Es esta la ciudad del relato, la que interesó a Mingiu. La ciudad-país (Roman o Rumania) de los espacios prodigiosos y banales, tan vacuos como transcendentes, tan enigmáticos como comprensibles donde se abolió el derecho a la expresión individual mientras se intentaba construir, desde la más pura transparencia, o la más abominable arbitrariedad, un concepto de colectividad durante la llamada Era Comunista.

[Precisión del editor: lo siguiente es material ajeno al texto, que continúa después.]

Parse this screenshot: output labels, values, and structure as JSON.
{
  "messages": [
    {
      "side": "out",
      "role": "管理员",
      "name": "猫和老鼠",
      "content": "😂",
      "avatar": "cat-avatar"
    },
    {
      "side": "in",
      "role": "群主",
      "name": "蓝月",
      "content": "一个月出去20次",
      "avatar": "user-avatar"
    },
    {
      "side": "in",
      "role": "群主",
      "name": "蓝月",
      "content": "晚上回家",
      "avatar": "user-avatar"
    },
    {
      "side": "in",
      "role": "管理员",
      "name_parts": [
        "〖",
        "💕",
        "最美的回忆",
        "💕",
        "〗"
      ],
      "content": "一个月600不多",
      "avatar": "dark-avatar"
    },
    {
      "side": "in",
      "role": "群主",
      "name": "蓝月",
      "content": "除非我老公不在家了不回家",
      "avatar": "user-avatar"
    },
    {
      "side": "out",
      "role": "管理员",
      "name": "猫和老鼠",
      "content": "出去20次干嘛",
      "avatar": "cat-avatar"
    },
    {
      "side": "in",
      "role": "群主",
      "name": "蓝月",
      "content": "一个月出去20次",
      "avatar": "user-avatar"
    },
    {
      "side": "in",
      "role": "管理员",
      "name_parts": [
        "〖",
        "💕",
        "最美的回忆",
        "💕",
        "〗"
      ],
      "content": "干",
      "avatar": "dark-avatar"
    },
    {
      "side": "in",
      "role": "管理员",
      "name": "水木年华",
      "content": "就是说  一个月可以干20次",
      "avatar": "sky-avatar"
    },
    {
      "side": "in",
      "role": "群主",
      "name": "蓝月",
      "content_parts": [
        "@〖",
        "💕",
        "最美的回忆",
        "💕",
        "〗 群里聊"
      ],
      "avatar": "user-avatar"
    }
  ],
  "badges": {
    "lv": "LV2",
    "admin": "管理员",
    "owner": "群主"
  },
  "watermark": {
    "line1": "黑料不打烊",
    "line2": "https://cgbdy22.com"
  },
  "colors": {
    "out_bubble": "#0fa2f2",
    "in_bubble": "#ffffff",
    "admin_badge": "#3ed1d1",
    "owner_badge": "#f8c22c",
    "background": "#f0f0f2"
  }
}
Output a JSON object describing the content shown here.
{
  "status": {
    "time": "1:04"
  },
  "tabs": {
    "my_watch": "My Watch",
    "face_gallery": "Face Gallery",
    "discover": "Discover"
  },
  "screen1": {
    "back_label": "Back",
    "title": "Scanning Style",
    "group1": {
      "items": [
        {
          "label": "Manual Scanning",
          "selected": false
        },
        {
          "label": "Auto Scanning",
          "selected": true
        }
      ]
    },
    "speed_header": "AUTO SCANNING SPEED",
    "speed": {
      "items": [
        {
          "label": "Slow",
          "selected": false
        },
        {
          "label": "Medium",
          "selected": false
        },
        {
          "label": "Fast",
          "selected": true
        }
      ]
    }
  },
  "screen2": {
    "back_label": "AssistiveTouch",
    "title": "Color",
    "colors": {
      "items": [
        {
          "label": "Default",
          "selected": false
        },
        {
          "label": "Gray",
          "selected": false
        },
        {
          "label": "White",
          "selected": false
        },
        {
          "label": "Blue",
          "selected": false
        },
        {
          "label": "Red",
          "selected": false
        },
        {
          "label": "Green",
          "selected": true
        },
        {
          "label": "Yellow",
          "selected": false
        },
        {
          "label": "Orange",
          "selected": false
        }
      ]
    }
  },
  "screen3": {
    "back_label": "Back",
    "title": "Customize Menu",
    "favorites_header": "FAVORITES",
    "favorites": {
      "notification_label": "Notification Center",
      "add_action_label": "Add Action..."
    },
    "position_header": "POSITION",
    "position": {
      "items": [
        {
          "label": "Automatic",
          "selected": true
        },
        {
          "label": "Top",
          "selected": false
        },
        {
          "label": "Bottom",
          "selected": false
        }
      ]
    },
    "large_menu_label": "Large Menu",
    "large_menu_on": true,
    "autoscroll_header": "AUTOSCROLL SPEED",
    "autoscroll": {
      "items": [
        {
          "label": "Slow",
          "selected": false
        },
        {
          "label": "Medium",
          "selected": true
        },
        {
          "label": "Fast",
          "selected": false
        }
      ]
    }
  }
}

Rumania, 1986. Esa es la referencia. La que aparece allí impresa, abajo y a la derecha del marco que encierra los detalles de la habitación estudiantil que comparten Otilia Mihartescu y Gabriela Dragut. El país y el año que contextualizan este film, pero también las coordenadas que señalan los procesos políticos conducidos por Mihail Gorvachov _y mediados por su embajador en Rumania_ para desestabilizar y lograr la abolición (tres años más tarde) del régimen de Nicolae Ceausescu. El final de un periodo que había ocultado las prácticas corruptas de un grupo significativo de la clase dirigente y las acciones deleznables del ciudadano del común.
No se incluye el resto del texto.